Bellows and his wife, Emma, went to Maine every summer from 1913 to 1916. Maine was a popular destination for artists, and their trips included excursions to the islands of Matinicus and Criehaven, both near Monhegan. Bellows painted many energetic and expressive seascapes on these trips, and he and Emma enjoyed spending time in the company of artist friends such as Robert and Marjorie Henri, John and Dolly Sloan, Leon Kroll, and others who were also drawn to the Maine landscape.

Easter Morning (Portrait at a New York Window)

Easter Morning (Portrait at a New York Window) by Childe Hassam

Are cities alienating or energizing?

In 1907 Hassam began his Window series, which render the atmospheric effects of the New York City skyline from within genteel domestic interiors. In each painting of the series, a young woman is shown in a highly decorated apartment filled with art, sculpture, and fine furnishings. The contrast between the small spaces of Hassam’s elegant interiors and the expansiveness of the city symphony outside convey the various (and sometimes opposing) sensations of modern urban life.

The Blue Veil

The Blue Veil by Edmund Charles Tarbell

What is the subject of this painting?

As the title makes clear, Tarbell’s painting is not about his sitter. Rather, it is a painting of her sheer veil, which has been caught by a breeze and flows around her face and shoulders in folds and waves. Throughout his life and career, Tarbell was both praised and criticized for his single-minded commitment to beauty. In response to his critics, he said, “Art should render the beauty of the thing seen.”

The Holiday

The Holiday by Maurice Brazil Prendergast

Can an artwork have rhythm?

Prendergast humbly entered the shimmering world of 19th-century Parisian art by working on a cattle boat for his passage to Europe in 1884. The young artist stayed for three years, absorbing the influence of Impressionism, which led him to use color to emphasize form and rhythm in an intensely personal mode of expression. In The Holiday, Prendergast painted a tapestrylike scene, outlining figures, trees, and water in lively, dancing brushstrokes.

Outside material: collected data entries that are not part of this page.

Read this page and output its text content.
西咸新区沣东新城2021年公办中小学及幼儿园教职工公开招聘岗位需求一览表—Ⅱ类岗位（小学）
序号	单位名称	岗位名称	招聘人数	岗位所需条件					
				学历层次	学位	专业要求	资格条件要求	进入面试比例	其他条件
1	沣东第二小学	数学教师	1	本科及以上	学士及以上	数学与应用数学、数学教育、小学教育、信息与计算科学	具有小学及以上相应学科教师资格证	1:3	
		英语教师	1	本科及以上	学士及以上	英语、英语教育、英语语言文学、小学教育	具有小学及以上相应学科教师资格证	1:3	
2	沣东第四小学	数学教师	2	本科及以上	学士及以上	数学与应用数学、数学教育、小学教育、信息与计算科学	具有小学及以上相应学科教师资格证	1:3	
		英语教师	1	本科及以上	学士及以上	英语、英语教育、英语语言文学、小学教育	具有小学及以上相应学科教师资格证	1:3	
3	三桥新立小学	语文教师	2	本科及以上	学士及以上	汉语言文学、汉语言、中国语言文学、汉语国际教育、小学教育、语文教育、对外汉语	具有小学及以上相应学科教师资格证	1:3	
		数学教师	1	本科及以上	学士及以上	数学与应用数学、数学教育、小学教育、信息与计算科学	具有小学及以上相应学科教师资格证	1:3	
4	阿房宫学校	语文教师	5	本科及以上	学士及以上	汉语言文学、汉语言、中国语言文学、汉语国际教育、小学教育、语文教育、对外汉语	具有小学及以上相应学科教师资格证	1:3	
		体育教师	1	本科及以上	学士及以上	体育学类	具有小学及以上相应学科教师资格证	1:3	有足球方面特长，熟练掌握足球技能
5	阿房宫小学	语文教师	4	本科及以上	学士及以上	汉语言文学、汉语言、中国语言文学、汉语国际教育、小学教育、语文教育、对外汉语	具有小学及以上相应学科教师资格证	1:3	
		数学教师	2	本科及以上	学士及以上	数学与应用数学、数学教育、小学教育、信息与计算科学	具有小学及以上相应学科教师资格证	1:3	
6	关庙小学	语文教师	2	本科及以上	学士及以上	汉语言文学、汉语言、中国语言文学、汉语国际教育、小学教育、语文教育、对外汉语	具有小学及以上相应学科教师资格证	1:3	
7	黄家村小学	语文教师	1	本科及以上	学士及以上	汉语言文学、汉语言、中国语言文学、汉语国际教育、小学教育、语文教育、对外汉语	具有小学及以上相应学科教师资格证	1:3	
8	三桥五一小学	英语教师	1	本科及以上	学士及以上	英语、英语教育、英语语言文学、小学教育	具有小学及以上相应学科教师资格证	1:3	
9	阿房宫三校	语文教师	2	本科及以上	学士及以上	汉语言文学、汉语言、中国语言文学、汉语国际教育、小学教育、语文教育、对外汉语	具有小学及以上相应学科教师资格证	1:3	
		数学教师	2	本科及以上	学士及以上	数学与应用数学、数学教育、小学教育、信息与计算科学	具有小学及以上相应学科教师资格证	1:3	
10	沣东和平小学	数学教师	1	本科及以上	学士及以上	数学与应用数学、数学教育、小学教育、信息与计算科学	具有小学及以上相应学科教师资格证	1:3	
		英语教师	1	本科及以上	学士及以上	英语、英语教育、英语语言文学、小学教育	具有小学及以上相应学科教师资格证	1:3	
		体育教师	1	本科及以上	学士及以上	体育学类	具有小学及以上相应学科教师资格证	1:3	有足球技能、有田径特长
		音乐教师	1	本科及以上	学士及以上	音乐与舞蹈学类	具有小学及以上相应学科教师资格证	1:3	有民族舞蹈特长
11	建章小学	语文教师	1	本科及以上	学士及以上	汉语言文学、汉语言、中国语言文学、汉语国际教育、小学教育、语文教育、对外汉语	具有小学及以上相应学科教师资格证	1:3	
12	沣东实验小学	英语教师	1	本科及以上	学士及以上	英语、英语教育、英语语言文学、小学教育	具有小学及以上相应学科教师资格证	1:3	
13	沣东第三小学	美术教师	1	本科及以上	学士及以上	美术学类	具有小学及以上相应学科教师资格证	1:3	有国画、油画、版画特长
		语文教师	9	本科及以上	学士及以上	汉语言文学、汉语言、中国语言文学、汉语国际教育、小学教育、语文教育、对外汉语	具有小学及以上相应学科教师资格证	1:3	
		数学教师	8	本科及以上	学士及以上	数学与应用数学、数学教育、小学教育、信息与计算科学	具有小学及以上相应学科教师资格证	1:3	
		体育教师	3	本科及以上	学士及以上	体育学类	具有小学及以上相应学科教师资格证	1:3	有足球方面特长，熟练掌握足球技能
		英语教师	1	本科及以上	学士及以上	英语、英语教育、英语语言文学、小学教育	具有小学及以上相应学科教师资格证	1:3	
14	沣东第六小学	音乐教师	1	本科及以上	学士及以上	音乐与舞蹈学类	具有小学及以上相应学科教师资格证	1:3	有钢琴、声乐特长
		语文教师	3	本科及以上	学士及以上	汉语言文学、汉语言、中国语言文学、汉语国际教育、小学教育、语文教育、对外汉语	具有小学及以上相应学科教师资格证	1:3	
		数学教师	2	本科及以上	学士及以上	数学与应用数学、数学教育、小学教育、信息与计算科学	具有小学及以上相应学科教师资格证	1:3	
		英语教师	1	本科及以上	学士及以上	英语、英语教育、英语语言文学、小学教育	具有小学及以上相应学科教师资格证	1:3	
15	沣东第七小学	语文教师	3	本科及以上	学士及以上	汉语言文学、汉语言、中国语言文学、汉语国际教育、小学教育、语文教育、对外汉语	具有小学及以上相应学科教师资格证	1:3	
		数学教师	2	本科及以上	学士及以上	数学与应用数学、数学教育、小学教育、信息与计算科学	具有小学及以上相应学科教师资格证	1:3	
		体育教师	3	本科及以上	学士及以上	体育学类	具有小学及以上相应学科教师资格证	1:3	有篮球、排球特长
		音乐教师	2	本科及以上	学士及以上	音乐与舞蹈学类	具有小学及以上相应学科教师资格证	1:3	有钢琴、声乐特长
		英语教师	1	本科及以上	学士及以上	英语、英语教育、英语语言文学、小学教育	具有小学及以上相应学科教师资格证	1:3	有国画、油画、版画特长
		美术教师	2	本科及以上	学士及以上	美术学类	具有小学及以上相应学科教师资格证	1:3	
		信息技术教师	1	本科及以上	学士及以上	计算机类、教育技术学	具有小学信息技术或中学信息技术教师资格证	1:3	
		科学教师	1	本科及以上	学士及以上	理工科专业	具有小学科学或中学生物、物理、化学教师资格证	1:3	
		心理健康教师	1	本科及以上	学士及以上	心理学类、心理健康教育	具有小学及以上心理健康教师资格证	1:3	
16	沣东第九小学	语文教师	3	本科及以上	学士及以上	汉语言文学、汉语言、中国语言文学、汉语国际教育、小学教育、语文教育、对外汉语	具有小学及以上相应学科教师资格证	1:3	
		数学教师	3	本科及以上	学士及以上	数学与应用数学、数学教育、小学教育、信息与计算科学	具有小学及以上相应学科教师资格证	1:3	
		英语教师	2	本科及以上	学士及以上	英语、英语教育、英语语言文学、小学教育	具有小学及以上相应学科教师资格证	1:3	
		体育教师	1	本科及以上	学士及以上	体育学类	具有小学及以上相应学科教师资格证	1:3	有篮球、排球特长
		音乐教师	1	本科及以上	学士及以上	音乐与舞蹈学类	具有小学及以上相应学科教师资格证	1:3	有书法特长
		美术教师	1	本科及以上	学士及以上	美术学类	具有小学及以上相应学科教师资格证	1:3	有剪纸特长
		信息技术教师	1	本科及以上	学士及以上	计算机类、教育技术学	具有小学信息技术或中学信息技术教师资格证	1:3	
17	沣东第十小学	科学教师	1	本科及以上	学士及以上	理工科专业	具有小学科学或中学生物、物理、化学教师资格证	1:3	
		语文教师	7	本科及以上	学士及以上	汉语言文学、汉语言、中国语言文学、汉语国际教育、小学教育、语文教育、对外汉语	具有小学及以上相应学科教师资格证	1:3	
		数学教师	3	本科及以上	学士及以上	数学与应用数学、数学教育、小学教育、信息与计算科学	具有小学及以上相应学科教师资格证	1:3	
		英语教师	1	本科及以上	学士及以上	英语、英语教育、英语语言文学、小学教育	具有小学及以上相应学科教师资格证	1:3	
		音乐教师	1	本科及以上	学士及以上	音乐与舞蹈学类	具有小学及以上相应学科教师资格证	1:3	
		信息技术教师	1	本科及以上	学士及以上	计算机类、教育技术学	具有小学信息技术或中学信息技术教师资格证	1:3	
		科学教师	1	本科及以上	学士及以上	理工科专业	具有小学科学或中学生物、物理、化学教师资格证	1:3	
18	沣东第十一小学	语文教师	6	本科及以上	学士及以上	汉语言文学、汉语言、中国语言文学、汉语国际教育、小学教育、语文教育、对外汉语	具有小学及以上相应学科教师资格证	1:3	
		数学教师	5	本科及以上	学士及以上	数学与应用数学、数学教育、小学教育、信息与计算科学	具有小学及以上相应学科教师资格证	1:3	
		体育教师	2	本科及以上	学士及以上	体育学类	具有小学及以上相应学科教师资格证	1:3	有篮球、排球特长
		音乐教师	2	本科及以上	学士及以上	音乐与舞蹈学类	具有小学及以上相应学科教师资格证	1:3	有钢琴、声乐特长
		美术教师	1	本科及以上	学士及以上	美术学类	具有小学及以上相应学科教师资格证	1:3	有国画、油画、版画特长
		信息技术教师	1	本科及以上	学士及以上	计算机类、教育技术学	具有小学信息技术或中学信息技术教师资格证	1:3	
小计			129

Snow Scene, Plymouth, Massachusetts

Snow Scene, Plymouth, Massachusetts by Edmund Charles Tarbell

How far can your eye travel in this painting?

Tarbell was deeply rooted in New England: his ancestors had lived in Massachusetts since 1638, and he spent his formative years in Boston. After two years as a student at the Académie Julian in Paris, Tarbell returned home, bringing with him an Impressionist perspective that he applied to American subjects. Here, Tarbell presents a snowy New England landscape influenced by the works of Edgar Degas and James Abbott McNeill Whistler, which he encountered during his years abroad.

Seaweed and Surf, Appledore, at Sunset

Seaweed and Surf, Appledore, at Sunset by Childe Hassam

What does this artist emphasize in this painting?

Despite its small size and isolation, Maine’s Appledore Island played a large role in Hassam’s life, shaping the course of his career and artistic development. The writer Nathaniel Hawthorne described Appledore, “it seems as if some of the materials of the world remained superfluous, after the Creator had finished, and were carelessly thrown down here, where the millionth part of them emerge from the sea, and in the course of thousands of years, have got partially bestrewn with a little soil.”

Waldo Peirce

Waldo Peirce by George Wesley Bellows

How is this portrait a study in contrasts?

In 1920 Bellows depicted his colleague Waldo Peirce, an irreverent painter, Harvard graduate, and friend of the writer Ernest Hemingway and the socialist activist John Reed. Peirce’s work had begun to receive serious recognition in the mid-1920s, and Bellows’s respect for his friend is evident in this portrait. The sitter leans forward slightly, conveying a remarkable sense of immediacy and liveliness, while the glowing colors and solid geometry imbue the picture with monumentality.